16 de abr. de 2010

A ruptura interior

Mas, continua a narrar o Génesis, Adão e Eva pecaram.
Opuseram-se a Deus e encerraram-se na soberba de querer ditar as regras do bem e do mal.
Ao perder essa inocência e essa generosidade plenas do coração em relação a Deus, perderam também a integridade interior da sua própria pessoa.
A generosidade já não reinava no seu coração.
Por isso se manifestou o egoísmo nas suas relações mútuas.
Com efeito, diz a Bíblia que, só depois de pecar, "viram que estavam nus , e fizeram uns cinturões com folhas"
(Gen 3,7).

Que quer dizer "viram que estavam nus"?
Porque estiveram nus toda a vida até aí:
"Estavam os dois nus, o homem e a sua mulher, sem envergonhar-se um do outro"
(Gen 2,25).
O que quer dizer é que já não dominavam o seu corpo, que o seu corpo já não era a expressão perfeita de uma alma generosa e enamorada.

O egoísmo da alma traduziu-se no egoísmo do corpo.
A ruptura da alma com Deus trouxe consigo a ruptura com o corpo, a sua rebelião em relação à alma.
Por isso, a sua sexualidade deixou de ser expressão de uma generosidade e entrega que tinham perdido.
Adão e Eva deram-se conta de que já não se viam com a mesma inocência de antes.

Antes tinham sido criados como marido e mulher, mas a sua sexualidade era sempre e só amor, entrega mútua.
Agora descobrem que experimentam o corpo do outro, não só como expressão da sua pessoa, mas também como mero objecto sexual que satisfaz o instinto descontrolado. Por isso têm vergonha e cobrem-se com uns cinturões com folhas, para dissimular os aspectos estritamente sexuais do seu corpo.
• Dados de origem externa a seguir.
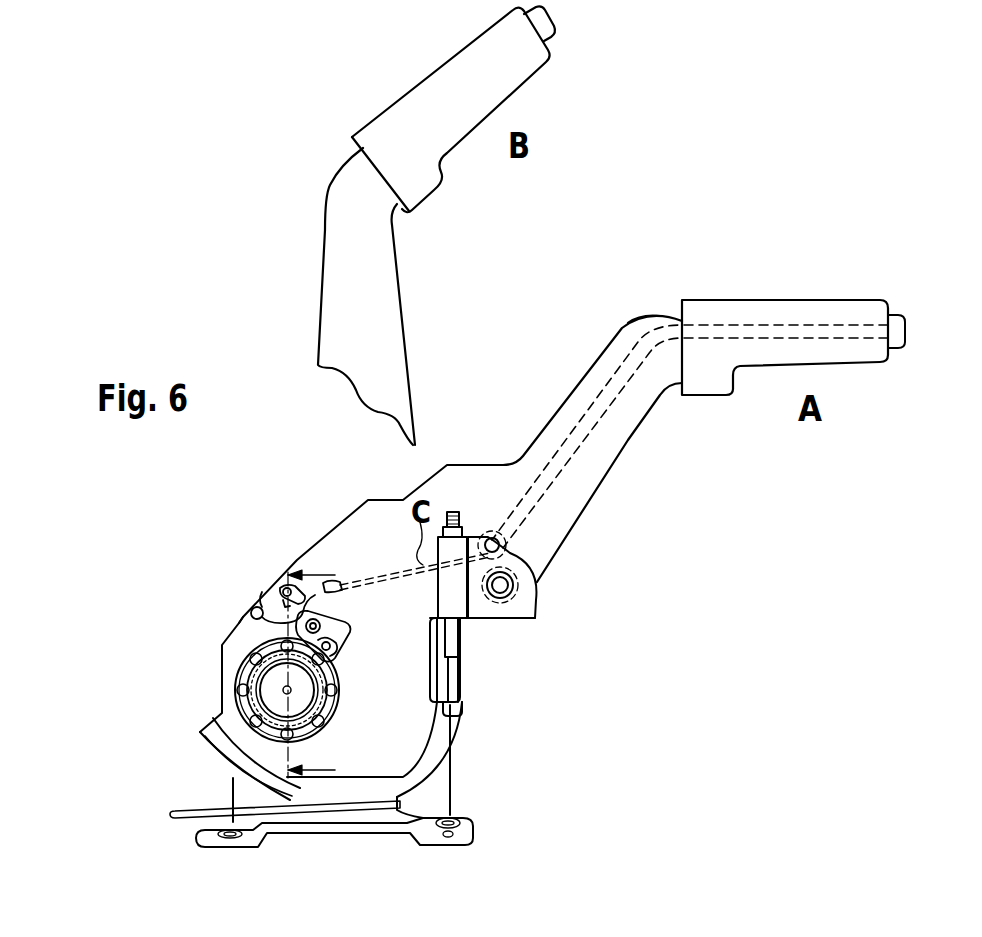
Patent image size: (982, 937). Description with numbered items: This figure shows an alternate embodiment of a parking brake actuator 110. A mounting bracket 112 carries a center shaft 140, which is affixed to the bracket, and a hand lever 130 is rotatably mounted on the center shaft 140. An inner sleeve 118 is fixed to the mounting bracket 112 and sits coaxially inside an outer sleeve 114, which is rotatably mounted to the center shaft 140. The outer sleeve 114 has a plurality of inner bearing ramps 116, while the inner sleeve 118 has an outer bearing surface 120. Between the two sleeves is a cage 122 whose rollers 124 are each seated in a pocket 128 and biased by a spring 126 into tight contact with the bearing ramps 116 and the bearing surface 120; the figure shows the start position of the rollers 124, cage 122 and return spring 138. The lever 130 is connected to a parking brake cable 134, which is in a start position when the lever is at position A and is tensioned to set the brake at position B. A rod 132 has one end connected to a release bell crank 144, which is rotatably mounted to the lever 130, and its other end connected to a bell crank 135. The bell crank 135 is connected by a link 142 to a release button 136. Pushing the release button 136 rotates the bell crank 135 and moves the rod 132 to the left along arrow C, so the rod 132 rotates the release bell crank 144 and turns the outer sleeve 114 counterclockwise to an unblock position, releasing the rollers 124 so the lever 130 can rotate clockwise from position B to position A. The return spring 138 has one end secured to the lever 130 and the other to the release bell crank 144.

The parking brake actuator 110 is at (215, 655).
The mounting bracket 112 is at (475, 815).
The outer sleeve 114 is at (333, 713).
The inner bearing ramps 116 is at (283, 694).
The inner sleeve 118 is at (328, 680).
The outer bearing surface 120 is at (238, 690).
The cage 122 is at (345, 640).
The rollers 124 is at (202, 733).
The spring 126 is at (238, 672).
The pocket 128 is at (320, 723).
The lever 130 is at (378, 280).
The rod 132 is at (333, 585).
The parking brake cable 134 is at (183, 820).
The bell crank 135 is at (537, 587).
The release button 136 is at (905, 332).
The return spring 138 is at (262, 592).
The center shaft 140 is at (235, 633).
The link 142 is at (648, 350).
The release bell crank 144 is at (345, 580).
Antes, a nudez era sinónimo da generosidade que reinava na sua alma, agora pode provocar uma resposta egoísta e animal, que envergonha.
E isso sucede-lhes a eles que, nesse momento, não tinham no seu passado nem um pecado de impureza, só o pecado original da soberba.

Mas com a ruptura interna provocada pelo pecado, para preservar o carácter pessoal do corpo, para poderem apresentar-se como pessoas e não como simples objectos sexuais, havia que dissimular o estritamente sexual.
Porque nem um nem outro têm já esse domínio total do corpo que permitia aquela absoluta naturalidade de antes. A descrição do Génesis narra de modo claro e adequado essa experiência que todos temos de um fator de desordem e descontrolo na nossa sexualidade.

Aparece assim o pudor, a defesa instintiva do carácter espiritual e pessoal da intimidade corporal.
O corpo continua a ser expressão da pessoa, da intimidade do espírito.
Mas agora essa capacidade de expressão não é algo já conseguido, mas tem de alcançar-se mediante o exercício da própria liberdade.